Oczywiście, ze "integracja Europy" doprowadzi w końcu do tragedii. Musi doprowadzić.

Skąd wiesz? Masz przeczucie? Czy wróżka Ci powiedziała? ;)
Nie uważam, że patriotą może być tylko ten, który jest gorącym zwolennikiem tego procesu - uważam jednak, że jeśli tego chce, a jednocześnie utrzymuje, że kieruje się dobrem swojej ojczyzny, to nie ma racji,
Ja także uważam, że ludzie mający odmienne zdanie od mojego na temat sposobów naprawy rzeczywistości, mogą być patriotami. Czyli mamy ze sobą coś wspólnego. Niestety, są i tacy i to pełniący ważne funkcje społeczne, którzy widzą to zupełnie inaczej.
Nie zmienia to faktu, że okropnie represjonowani sa w naszym kraju ci patrioci (bo to są patrioci!), którzy na wcielenie nas do Eurolandu się nie godzą.
Czyżby w Polsce funkcjonował "Archipelag Gułag"? A może mamy własne Guantanamo? Mógłbyś opisać te okropne represje?
Nigdy nie było zjednocznej Europy i mam nadzieję, że nigdy nie będzie.
A tu się mylisz! Europa była wielokrotnie jednoczona, z korzyścią dla swoich mieszkańców, wspomnę choćby Imperium Romanum, czy Christianitas. Od obecnej UE tamte integracje różniły się tym, że dokonywano ich przy użyciu siły. Ty też jesteś obywatelem kraju, który największą potęgę uzyskał będąc wielonarodową, wieloetniczną i wielowyznaniową Rzeczpospolitą. I co? Można było?
Nie ma zresztą sensu zamykać się na ten kontynent, a w pewnym sensie to właśnie robią państwa UE, bo to strzelanie sobie po stopach
Czyżbyś sugerował, że na początek powinniśmy zintegrować się z Papuasami? ;)
Szczególnie patrząc na to, jak rozwijają się niektóre kraje azjatyckie czy południowoamerykańskie. Kto będzie niedługo rządził światem? Europa? "Zjednoczona" w ten sposób?
Właśnie jeśli się nie zintegruje, pojedyńcze europejskie kraje, będą tamtym mogły buty czyścić! Słyszałeś, że Chiny i Japonia organizują strefę wolnego handlu? A jeszcze miesiąc temu wysyłały pzreciwko sobie floty wojenne.
Integracja? Niepowodzenie tego procesu jako nieszczęscie dla Polaków? Wręcz przeciwnie. Najlepszym, co może nas spotkać jest według mnie silna pozycja naszego kraju w solidnej "Europie ojczyzn", jak u De Gaulle'a.
W "Europie ojczyzn" regularnie dochodziło do takich wydarzeń:
http://pl.wikipedia....wojna_światowa
i to wielokrotnie! Chcesz "powtórki z rozrywki"?

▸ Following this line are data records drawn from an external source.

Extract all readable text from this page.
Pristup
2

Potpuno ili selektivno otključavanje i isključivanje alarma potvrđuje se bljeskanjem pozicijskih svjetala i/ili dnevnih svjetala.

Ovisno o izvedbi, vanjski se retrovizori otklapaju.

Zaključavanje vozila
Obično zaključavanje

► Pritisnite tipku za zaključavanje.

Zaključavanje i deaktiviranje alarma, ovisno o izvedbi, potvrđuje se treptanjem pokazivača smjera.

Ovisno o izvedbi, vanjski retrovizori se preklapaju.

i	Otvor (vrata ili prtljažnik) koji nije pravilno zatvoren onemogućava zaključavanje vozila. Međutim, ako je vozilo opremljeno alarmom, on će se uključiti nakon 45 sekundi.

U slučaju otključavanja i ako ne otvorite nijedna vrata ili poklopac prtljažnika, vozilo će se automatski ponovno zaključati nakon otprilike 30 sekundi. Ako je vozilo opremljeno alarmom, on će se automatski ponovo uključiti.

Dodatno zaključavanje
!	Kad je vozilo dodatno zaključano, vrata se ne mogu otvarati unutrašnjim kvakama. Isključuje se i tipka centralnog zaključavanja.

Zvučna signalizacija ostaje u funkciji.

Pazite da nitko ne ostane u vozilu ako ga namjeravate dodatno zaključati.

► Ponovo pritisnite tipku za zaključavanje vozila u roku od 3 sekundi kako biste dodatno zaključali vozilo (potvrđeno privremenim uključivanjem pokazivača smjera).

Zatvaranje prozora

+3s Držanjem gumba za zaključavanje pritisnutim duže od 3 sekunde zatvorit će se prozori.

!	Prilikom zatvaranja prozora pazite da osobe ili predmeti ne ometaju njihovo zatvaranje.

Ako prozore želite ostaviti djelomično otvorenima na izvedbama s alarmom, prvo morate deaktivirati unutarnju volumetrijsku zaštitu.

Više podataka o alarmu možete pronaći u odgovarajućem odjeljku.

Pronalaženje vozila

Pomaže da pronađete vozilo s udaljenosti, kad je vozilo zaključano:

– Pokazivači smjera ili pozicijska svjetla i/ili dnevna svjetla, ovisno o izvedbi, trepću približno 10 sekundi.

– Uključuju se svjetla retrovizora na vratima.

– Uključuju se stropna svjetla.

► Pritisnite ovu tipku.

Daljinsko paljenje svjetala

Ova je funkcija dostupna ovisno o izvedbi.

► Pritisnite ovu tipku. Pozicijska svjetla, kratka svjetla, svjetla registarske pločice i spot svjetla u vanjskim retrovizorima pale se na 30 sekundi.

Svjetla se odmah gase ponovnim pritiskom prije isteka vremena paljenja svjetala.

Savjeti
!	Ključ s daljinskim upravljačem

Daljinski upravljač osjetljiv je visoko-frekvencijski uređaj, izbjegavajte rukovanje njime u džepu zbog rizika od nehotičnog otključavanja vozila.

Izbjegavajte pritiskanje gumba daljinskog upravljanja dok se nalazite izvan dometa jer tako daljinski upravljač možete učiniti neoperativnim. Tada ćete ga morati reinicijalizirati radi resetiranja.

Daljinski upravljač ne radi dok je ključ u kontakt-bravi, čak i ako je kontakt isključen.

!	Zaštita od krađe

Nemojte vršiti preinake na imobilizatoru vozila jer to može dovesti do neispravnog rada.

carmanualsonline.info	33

Przecież brak okropnego, zbiurokratyzowanego tworu w postaci unii politycznej, na której czele zasiadaja wybierani w sposób niedemokratyczny przez nie wiadomo kogo "przywódcy" (
A czym to się różni od władzy na krajowym podwórku? Która wybierana jest w niedemokratyczny sposób i nie wiadmo przez kogo? Tak przynajmniej od kilku lat, twierdzi lider opozycji. :D
wcale nie gryzie się z zachowaniem wspólnego rynku i różnych przywilejów oraz umów handlowych, które są już teraz. Trzeba po prostu kalkulować - po co komu europejski parlament, po co sądy i trybunały, po co komisje, po co komu jakiś osobliwy substytut wielkiego europaństwa? I po co wspólna waluta?
Głęboko się mylisz. Spróbuj prowadzić biznes pomiędzy Warszawą i Krakowem, gdyby w obu tych miastach obowiązywały odmienne prawa i przepisy i inna waluta. Podstawą jakiejkolwiek działalności jest uzgodnienie wspólnych zasad jej prowadzenia dla wszystkich. Wprowadź "wolnąamerykankę" w ruchu drogowym, zrozumiesz co mam na myśli.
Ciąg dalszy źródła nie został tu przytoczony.